The Indian primary market is poised to re-enter the spotlight with 15 new issues expected to hit the street in the upcoming two months.
Companies coming out with their IPOs in 2023 in 2023 so far have raised around Rs 410 billion, with India emerging as a global leader.
With a strong pipeline ahead this week itself, three mainboard IPOs and four Small and Medium Enterprises (SME) companies are looking to raise funds via the primary route.
Approximately Rs 40 billion (bn) worth of funds will be raised by three mainboard companies.
One of the three mainboard IPOs is Inox India.

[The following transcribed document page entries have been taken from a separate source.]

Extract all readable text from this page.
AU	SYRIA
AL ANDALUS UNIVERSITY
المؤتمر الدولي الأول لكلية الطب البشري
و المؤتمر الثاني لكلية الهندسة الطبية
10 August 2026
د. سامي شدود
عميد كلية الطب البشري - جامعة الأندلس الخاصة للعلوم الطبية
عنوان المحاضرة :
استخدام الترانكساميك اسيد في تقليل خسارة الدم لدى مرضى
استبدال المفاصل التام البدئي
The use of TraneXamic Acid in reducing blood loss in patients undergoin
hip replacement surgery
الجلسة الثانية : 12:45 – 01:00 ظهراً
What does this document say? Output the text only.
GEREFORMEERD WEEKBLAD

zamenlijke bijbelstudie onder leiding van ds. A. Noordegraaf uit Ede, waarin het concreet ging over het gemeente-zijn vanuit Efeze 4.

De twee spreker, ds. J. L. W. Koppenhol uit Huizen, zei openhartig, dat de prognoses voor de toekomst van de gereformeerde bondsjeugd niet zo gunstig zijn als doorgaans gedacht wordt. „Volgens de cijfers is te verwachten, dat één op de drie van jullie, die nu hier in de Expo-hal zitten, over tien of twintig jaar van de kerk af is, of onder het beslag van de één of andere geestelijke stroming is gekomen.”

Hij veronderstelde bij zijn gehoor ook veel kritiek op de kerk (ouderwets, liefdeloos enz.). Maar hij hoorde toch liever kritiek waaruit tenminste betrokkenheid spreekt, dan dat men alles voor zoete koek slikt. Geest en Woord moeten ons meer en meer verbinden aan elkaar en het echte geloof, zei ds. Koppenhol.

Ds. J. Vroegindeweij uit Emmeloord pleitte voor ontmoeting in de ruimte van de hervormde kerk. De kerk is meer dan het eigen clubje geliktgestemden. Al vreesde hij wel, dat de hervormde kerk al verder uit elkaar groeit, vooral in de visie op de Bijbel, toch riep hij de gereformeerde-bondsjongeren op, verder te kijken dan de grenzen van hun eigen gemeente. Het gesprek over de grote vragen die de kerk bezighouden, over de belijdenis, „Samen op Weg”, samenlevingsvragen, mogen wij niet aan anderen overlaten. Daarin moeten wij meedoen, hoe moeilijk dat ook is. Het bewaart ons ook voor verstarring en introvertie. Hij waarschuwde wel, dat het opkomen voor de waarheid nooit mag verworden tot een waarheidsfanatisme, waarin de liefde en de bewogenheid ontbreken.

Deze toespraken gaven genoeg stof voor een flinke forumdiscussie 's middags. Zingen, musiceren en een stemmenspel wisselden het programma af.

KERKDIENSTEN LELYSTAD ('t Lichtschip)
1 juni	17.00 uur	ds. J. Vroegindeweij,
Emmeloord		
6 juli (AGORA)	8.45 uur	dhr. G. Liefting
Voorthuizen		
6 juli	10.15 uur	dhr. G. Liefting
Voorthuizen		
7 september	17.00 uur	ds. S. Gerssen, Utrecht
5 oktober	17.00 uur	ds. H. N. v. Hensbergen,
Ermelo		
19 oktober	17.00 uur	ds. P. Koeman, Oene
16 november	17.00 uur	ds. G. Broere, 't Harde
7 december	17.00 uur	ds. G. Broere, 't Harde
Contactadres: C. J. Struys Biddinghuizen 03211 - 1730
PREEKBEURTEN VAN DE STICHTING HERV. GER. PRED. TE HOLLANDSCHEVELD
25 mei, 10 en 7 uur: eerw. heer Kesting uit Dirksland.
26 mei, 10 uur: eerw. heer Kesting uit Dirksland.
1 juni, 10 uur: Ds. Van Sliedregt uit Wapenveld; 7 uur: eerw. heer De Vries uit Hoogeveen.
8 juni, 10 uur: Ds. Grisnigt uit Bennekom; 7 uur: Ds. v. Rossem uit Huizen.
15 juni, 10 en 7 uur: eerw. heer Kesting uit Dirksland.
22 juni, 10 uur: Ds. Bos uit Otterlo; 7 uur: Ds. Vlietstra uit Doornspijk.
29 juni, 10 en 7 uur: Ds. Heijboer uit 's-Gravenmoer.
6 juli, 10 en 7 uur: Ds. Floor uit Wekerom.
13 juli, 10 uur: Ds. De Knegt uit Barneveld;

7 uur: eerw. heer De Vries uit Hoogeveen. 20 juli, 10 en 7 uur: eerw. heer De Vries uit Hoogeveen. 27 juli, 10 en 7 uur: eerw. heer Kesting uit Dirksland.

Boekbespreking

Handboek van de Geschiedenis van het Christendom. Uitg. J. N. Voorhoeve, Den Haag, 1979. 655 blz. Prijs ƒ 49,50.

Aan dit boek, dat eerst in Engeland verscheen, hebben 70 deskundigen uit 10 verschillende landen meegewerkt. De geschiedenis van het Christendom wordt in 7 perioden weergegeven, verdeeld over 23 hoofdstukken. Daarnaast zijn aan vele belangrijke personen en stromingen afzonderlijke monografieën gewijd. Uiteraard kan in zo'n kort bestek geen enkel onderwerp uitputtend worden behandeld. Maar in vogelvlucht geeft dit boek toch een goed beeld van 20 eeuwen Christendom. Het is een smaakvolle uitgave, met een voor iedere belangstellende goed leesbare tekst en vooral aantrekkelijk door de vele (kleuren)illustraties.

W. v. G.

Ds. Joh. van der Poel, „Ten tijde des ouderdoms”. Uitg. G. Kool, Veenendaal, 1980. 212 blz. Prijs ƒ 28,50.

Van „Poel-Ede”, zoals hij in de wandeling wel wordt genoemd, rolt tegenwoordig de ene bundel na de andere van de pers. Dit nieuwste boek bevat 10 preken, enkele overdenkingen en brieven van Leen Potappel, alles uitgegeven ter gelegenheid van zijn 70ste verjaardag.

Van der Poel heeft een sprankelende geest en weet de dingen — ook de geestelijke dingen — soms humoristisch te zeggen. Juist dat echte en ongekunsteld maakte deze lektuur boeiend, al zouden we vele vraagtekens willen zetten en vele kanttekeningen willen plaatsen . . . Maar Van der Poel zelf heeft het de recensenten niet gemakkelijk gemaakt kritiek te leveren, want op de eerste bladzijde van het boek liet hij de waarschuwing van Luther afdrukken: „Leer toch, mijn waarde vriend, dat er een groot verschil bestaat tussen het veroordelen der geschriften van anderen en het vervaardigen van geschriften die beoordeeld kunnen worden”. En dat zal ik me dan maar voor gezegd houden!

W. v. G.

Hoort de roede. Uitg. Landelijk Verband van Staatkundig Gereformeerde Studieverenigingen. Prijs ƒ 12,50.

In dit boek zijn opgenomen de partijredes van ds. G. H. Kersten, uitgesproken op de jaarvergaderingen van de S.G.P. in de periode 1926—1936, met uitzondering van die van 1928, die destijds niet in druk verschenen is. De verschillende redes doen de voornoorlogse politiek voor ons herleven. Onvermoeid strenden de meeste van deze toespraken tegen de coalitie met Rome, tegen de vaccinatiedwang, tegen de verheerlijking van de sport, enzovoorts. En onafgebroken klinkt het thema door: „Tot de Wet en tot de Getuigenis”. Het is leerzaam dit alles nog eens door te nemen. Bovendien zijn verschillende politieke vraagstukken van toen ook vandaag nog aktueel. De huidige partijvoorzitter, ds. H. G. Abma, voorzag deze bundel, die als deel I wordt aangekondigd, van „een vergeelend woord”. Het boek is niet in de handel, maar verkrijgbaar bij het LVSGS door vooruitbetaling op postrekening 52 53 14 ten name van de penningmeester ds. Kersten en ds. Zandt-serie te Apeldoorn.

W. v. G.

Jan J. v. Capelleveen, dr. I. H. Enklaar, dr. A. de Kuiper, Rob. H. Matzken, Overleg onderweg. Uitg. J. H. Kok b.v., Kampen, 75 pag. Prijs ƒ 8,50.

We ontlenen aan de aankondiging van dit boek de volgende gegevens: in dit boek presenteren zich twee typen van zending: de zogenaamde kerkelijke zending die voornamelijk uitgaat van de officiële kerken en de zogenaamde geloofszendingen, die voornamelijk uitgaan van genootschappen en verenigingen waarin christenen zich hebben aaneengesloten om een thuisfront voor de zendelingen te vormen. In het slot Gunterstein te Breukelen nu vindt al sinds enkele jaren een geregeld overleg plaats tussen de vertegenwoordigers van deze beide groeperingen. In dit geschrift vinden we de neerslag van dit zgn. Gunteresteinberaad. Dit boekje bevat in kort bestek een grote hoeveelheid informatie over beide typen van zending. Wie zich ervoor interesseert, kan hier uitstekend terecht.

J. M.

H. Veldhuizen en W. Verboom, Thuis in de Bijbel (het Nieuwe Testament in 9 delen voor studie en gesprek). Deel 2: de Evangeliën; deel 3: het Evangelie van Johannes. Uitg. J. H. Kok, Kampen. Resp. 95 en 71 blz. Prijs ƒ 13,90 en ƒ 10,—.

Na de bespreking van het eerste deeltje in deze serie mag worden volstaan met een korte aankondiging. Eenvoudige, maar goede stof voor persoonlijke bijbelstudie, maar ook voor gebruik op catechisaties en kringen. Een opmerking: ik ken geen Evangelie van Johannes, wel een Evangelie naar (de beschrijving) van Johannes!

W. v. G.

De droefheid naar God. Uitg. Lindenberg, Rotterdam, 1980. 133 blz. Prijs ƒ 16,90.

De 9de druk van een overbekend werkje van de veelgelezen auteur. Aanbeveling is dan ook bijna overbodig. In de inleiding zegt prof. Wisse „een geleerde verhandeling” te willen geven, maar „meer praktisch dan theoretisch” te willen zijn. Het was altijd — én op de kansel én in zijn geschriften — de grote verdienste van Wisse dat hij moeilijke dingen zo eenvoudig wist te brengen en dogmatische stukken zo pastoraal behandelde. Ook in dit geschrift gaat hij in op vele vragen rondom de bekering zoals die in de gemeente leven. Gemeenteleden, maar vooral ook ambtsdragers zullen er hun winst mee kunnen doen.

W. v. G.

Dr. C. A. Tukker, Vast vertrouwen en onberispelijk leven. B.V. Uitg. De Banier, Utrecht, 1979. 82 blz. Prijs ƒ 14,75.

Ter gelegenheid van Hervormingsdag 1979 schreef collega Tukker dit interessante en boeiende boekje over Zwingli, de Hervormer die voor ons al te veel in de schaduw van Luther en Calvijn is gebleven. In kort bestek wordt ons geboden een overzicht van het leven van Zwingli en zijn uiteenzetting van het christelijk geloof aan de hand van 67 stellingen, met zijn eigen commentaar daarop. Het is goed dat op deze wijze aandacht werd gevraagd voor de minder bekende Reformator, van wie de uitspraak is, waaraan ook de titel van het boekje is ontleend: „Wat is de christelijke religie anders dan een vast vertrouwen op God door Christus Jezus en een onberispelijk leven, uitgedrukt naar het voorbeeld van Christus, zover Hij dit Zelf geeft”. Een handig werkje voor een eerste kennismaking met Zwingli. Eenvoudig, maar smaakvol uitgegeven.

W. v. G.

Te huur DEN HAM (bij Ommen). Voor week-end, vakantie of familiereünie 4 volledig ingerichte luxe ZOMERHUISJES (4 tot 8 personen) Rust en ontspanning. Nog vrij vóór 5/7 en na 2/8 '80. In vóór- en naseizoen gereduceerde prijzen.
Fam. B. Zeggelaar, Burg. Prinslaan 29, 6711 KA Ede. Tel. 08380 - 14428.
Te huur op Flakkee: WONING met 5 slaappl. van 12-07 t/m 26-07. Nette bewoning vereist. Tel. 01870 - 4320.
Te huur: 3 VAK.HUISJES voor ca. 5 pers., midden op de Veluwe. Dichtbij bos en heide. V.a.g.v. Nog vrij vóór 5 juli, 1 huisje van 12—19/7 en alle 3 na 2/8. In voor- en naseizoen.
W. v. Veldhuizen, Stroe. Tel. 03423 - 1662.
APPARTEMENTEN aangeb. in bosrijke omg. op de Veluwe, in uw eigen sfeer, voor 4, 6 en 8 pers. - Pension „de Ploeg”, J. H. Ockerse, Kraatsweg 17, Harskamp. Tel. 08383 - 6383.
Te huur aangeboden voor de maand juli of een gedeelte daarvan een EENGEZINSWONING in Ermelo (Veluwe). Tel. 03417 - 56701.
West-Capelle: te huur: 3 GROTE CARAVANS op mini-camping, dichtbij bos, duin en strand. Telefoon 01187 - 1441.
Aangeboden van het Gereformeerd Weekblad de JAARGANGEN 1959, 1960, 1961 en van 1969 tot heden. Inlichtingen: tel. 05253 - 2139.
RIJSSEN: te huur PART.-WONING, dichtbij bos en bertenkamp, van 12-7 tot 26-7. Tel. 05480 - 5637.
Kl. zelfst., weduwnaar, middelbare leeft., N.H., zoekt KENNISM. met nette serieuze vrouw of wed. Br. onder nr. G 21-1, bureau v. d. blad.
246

Here are the key details of the IPO.
Issue period: 14 December 2023 to 18 December 2023
Type of issue: Book Built Issue
Price band: Rs 627-660 per share
Face value: Rs 2 per equity share
Lot size: 22 Shares
Application limit: Maximum thirteen lots for retail investors. Retail investors can make an application for a minimum of Rs 14,520 for one lot (22 shares).
Tentative IPO allotment date: 19 December 2023
Tentative listing date: 21 December 2023
INOX India stands out as a significant producer of cryogenic apparatus, holding a prime position among the global leaders in cryogenic tank manufacturing based on revenues in the year 2021.
With a history spanning more than three decades, the company specialises in providing comprehensive solutions encompassing the design, engineering, manufacturing, and installation of equipment and systems tailored for cryogenic environments.
The company's offerings encompass cryogenic tanks, beverage kegs, custom technology, and more.
Additionally, they undertake substantial turnkey projects utilised across a variety of industries. These sectors include industrial gases, liquefied natural gas (LNG), green hydrogen, and more.
By September 2023, the company had exported products and delivered services to 66 countries, including the United States, Saudi Arabia, and UAE.
The company's revenue has grown at a CAGR of 17.1% in the last three years, while net profit has grown at a CAGR of 18.6% during the same period.
This is due to a rise in earnings from exports, escalating from 34% in 2021 to 45% in 2023, coupled with a gradual reduction in raw material costs over time.
For the financial year 2023, the company reported a 22.5% YoY jump in revenue to Rs 9.8 bn driven by increase in demand for cryogenic equipment.
The net profit also rose to Rs 1.5 bn, up 15% from the net profit of Rs 1.3 bn reported a year back.
Particulars | 31-Mar-21 | 31-Mar-22 | 31-Mar-23 |
---|---|---|---|
Revenues from Operations (Rs in bn) | 6.1 | 8 | 9.8 |
Revenue Growth (%) | - | 31.1 | 22.5 |
Net Profit (Rs in bn) | 0.9 | 1.3 | 1.5 |
Net Worth (Rs in bn) | 3.7 | 5 | 5.5 |
Going forward, the company plans on facility expansion and strategic acquisition for growth.
Going forward, the company plans to capitalise on opportunities in LNG and the green hydrogen sector as part of the global clean energy transition.
It plans to capture the full value chain across its product lines.
To broaden their international presence, the company plans to expand their standard cryogenic and non-cryogenic equipment business into global markets.
Furthermore, it plans on bolstering the large turnkey project business, reflecting a commitment to comprehensive project involvement.
Operational efficiency and productivity improvement remain a consistent priority, showcasing a proactive approach to refining internal processes.
Like any investment opportunity, Inox India bears its own set of advantages and disadvantages.
Therefore, one should conduct thorough research before applying for an IPO.